Streaming Data Algorithms - Summary, Sketch, Synopsis - and applications in Machine Learning

  • This project focuses on the streaming data algorithms, which maintain a small data structure in memory, and the applications of these algorithms in machine learning, which are called Sketch4ML. The streaming algorithms can be used to optimize the machine learning algorithms, which are usually memory-intensive and time-consuming.

    Streaming algorithm

    In computer science, streaming algorithms are algorithms for processing data streams in which the input is presented as a sequence of items and can be examined in only a few passes, typically just one. These algorithms are characterized by the following properties:

    • Operate with limited computational/storage resources, generally logarithmic in the size of the stream and/or in the maximum value in the stream.
    • Have limited processing time per item.
    • To reduce computational/storage overhead, a certain error or/and fault probability can be tolerated.

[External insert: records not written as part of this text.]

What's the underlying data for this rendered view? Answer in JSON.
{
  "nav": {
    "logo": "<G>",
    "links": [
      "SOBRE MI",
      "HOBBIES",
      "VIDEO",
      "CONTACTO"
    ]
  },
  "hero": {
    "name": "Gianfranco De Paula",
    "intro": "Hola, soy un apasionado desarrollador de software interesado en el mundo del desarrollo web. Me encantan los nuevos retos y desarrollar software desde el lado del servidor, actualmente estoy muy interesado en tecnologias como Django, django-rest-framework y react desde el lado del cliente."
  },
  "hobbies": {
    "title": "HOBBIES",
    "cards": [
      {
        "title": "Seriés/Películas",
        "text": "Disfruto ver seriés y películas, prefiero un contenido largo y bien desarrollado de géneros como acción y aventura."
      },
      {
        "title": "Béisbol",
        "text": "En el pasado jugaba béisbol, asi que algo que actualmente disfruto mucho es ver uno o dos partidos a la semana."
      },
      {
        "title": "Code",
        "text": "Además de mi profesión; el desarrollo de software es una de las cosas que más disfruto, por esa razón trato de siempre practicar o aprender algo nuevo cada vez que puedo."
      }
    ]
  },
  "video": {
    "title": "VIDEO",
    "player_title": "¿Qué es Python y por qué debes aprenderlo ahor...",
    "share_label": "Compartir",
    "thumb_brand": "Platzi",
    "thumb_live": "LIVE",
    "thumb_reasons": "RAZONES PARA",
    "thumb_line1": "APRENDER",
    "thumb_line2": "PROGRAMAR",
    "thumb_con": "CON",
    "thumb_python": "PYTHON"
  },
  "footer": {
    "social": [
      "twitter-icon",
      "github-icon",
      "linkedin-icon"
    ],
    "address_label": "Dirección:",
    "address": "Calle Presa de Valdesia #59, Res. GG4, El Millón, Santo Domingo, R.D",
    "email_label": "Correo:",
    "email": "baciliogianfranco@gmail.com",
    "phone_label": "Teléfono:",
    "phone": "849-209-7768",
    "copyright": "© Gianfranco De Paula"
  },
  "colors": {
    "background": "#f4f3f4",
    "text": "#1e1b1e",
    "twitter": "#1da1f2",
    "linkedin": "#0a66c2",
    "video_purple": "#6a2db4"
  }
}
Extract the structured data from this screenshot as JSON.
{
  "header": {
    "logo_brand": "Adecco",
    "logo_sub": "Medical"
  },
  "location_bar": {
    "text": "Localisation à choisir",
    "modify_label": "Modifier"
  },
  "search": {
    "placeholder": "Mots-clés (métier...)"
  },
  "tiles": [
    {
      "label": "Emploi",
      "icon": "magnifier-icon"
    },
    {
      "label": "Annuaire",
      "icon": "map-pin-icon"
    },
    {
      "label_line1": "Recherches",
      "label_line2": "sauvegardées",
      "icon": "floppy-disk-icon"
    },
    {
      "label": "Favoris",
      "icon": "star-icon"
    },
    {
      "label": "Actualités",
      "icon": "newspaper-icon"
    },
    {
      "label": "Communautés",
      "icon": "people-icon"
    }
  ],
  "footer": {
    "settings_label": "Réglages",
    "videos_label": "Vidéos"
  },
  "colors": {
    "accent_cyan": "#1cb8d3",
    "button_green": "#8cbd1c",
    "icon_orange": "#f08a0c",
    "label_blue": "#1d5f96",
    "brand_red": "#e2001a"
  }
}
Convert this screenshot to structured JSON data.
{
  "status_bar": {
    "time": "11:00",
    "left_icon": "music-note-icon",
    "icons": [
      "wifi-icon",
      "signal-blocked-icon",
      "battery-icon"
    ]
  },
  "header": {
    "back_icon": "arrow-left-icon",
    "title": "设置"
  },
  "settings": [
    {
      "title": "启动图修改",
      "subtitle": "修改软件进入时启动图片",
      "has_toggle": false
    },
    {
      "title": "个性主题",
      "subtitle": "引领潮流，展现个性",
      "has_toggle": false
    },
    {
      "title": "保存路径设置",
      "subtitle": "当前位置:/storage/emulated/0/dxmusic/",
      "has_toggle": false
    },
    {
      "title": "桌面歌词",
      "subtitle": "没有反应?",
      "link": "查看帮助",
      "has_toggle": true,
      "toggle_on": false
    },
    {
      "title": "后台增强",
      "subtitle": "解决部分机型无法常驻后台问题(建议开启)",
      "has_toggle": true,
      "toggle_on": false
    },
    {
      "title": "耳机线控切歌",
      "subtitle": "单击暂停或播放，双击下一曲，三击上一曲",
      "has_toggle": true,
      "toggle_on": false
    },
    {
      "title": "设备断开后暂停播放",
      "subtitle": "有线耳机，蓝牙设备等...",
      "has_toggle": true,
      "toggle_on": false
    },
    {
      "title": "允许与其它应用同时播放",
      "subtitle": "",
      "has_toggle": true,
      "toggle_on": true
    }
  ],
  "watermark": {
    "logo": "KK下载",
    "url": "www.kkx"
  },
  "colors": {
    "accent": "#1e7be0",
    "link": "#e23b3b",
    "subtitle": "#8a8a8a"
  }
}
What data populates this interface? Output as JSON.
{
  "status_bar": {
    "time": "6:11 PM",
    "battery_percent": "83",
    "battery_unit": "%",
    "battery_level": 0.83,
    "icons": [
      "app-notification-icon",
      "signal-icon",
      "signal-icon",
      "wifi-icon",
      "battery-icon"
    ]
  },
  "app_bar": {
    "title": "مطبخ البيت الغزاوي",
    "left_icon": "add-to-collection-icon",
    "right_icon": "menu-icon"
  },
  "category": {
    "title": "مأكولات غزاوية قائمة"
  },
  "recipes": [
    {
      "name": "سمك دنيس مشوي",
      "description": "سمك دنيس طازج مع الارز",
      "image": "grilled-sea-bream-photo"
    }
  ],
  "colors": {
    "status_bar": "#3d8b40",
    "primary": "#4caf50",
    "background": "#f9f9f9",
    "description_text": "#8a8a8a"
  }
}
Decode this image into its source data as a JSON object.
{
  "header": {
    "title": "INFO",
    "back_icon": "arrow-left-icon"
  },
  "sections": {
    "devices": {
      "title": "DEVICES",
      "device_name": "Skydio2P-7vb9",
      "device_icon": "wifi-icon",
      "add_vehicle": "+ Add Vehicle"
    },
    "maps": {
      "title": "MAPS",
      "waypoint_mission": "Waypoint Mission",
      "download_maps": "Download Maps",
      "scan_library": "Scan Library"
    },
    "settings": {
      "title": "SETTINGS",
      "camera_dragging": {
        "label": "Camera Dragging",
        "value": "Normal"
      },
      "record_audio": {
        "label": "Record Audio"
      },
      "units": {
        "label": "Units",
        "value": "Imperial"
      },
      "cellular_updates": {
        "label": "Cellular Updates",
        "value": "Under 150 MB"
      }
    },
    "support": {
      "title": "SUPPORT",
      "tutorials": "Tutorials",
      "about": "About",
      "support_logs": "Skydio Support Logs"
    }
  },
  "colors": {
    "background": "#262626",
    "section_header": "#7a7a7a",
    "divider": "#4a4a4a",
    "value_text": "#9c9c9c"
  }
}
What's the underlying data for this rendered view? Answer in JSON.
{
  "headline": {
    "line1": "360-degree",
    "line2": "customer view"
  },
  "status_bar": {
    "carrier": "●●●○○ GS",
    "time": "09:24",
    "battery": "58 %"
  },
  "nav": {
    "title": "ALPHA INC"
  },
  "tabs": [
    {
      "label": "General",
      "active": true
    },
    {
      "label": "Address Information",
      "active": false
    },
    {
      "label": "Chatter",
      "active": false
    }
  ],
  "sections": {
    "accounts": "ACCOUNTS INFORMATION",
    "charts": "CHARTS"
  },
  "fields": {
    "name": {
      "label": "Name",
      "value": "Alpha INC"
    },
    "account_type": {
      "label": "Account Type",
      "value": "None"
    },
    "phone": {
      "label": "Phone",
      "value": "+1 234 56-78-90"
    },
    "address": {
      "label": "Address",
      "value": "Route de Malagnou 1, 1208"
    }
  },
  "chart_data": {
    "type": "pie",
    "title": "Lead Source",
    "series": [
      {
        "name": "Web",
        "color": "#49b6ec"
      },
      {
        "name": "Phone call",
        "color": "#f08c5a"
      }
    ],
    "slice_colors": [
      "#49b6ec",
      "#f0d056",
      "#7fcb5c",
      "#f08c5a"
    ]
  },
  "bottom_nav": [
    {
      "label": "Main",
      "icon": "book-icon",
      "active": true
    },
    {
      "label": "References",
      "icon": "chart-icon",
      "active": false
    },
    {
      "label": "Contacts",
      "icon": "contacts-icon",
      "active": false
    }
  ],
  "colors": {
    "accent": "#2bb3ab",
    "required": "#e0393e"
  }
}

    As a result of these constraints, streaming algorithms often produce approximate answers based on a sketch of the data stream.

    Books and Papers

    • Small Summaries for Big Data, Graham Cormode and Ke Yi, Cambridge University Press, 2020
      This book provides a comprehensive introduction to many classic summary and sketch algorithms for a range of streaming data structures - sets, multisets, ordered data, vector, matrix, graph, and more. This book also offers detailed mathematical analysis of algorithm complexity, approximation error, and statistical properties.
    • Sketching as a Tool for Numerical Linear Algebra, David P. Woodruff, 2014
      This survey highlights matrix sketching algorithm for a lot of problems of numerical linear algebra - least squares as well as robust regression problems, low rank approximation, and graph sparsification.
    • Frequent Directions : Simple and Deterministic Matrix Sketching, Edo Liberty, 2013
      This paper introduces the Frequent Directions algorithm, which is a simple and deterministic matrix sketching algorithm that can be used to approximate the covariance matrix of a data stream.

    Our Work

      • Persistent Summaries
        Tianjing Zeng, Zhewei Wei*, Ge Luo, Ke Yi, Xiaoyong Du, and Ji-Rong Wen
        ACM Transactions on Database Systems (TODS), 2022
      • **Mergeable summaries
        Pankaj K. Agarwal, Graham Cormode, Zengfeng Huang, Jeff Phillips, Zhewei Wei, and Ke Yi*
        ACM Symposium on Principles of Database Systems (PODS), 2012. (Test of Time Award)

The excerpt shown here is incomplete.